Maersk, the Largest Shipping Company, Warns on 2019 World Economic Outlook

Danish shipping company Maersk, the world's largest shipping company, is in a position to authoritatively say that what it sees in terms of global trade is a reliable indication of real trade conditions around the globe. In an interview with Bloomberg  after the company reported dismal earnings, Maersk CEO Soren Skou shared his perspective about the global economic outlook for 2019 is looking bleaker than it did in 2018, and that is showing up in his business.

Skou cited rising oil prices which have an impact on input costs among the factors affecting Maersk, and he added that he does not see any good reason why oil prices would drop.

Skou's downbeat outlook is due to his knowledge that trade tensions for most of last year led to a great deal of front-loading of trade, and that will also exacerbate this year's trade outlook, as the front-loading benefits fade into 2019, and that means the fallout of trade tensions will be larger this year, as supply-demand imbalances resolve and improve.

Earlier yesterday, Maersk reported full year earnings, with the company's forecasted EBITDA for 2019 palpably, coming in weak, and guidance missed the lowest analyst estimate, and now sees 2019 EBITDA of only $4 billion, well below the widely-held estimate of $4.77 billion (range $4.11 billion to $5.40 billion).

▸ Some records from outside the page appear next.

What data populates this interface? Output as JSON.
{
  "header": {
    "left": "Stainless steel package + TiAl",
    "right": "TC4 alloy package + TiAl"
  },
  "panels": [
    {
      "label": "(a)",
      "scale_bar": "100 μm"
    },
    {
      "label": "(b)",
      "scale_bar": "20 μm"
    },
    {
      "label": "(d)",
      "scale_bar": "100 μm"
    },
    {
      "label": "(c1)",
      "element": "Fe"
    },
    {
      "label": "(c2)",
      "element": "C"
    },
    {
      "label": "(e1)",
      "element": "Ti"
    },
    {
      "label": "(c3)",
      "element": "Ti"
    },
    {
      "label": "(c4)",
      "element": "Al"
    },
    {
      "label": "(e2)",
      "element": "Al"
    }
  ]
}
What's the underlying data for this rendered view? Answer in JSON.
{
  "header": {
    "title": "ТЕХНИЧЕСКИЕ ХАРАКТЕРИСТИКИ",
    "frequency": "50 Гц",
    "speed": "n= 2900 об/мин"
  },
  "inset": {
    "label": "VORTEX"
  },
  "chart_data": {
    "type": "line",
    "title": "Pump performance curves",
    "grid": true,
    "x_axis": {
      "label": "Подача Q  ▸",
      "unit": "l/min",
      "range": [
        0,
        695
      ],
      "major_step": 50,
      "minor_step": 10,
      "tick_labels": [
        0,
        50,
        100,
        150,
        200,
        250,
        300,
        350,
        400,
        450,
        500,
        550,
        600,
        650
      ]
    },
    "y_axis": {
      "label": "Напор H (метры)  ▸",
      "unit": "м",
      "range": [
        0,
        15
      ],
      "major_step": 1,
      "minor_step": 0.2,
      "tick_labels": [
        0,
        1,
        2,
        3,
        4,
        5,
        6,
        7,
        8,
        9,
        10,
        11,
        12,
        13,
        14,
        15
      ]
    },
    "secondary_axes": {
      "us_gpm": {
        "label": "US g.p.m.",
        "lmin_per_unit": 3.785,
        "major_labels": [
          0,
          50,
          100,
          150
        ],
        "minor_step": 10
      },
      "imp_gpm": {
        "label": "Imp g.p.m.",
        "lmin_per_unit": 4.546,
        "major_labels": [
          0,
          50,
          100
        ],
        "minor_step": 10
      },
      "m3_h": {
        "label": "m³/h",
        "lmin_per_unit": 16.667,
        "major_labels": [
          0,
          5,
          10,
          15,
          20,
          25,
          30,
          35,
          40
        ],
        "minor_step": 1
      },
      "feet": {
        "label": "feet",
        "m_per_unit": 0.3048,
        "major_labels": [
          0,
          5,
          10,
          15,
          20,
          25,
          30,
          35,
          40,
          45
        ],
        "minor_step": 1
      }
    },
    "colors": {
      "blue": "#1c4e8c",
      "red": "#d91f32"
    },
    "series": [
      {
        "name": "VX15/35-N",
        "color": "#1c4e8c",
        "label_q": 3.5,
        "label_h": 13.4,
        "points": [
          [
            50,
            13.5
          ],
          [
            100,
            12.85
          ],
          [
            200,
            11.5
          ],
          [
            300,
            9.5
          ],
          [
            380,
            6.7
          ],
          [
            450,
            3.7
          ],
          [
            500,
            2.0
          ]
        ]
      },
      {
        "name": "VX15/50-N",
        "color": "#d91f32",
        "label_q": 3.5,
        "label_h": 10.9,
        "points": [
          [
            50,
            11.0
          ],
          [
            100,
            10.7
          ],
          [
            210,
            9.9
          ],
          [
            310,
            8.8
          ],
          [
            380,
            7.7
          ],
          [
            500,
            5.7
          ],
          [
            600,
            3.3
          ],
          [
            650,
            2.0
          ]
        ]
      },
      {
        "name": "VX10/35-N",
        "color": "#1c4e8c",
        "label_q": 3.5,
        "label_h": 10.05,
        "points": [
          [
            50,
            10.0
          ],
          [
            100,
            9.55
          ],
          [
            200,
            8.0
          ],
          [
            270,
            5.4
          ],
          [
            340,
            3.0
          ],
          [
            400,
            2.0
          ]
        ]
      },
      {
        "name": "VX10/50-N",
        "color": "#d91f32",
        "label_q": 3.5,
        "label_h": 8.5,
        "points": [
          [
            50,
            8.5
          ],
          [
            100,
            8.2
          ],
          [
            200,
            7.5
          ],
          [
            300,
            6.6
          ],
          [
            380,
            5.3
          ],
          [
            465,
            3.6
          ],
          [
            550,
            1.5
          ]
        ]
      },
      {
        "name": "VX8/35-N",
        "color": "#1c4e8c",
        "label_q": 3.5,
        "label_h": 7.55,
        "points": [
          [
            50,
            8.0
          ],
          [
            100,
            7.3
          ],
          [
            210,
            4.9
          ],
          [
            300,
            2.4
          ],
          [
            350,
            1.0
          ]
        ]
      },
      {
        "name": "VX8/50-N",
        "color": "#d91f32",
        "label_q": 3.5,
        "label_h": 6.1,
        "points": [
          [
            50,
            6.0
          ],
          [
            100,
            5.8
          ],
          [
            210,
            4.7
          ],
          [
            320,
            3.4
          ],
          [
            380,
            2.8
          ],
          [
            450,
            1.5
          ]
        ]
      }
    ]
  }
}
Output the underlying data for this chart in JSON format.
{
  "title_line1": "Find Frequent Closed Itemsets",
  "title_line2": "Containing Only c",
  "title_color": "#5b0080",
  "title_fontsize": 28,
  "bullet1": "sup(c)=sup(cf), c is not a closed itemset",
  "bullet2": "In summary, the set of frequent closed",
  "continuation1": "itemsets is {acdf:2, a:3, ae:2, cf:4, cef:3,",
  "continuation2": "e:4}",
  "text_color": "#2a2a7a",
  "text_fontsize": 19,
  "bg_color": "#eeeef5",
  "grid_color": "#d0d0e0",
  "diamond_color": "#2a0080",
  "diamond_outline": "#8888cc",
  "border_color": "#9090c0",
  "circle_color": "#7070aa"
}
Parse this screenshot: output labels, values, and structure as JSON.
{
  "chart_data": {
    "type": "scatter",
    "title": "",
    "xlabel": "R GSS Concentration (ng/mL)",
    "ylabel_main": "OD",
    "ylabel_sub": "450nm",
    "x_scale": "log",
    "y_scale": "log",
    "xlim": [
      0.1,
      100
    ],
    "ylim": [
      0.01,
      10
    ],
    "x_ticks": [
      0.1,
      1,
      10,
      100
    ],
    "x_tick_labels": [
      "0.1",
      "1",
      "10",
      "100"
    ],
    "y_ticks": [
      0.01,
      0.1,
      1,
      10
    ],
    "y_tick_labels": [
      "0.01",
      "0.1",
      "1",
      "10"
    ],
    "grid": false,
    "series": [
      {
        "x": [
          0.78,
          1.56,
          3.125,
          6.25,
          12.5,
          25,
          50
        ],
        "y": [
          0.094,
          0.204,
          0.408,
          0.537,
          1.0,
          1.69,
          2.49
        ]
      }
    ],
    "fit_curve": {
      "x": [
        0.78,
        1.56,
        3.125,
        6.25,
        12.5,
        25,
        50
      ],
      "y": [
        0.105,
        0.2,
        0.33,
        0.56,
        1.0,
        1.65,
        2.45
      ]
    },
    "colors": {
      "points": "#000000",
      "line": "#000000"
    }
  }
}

The historical data was mixed, with full-year 2018 EBITDA coming in at $3.81 billion, which was below the expected $3.83 billion, while revenue of $39 billion was slightly above the estimated $38.82 billion; meanwhile the company's underlying profit posted at $220 million, also well below the estimate of $291.1 million.

As a result, the company's stock fell as much as 10% in trading, before settling on the day, down 8.6%. The drop was the biggest one-day drop in Maersk's stock price since June 2016.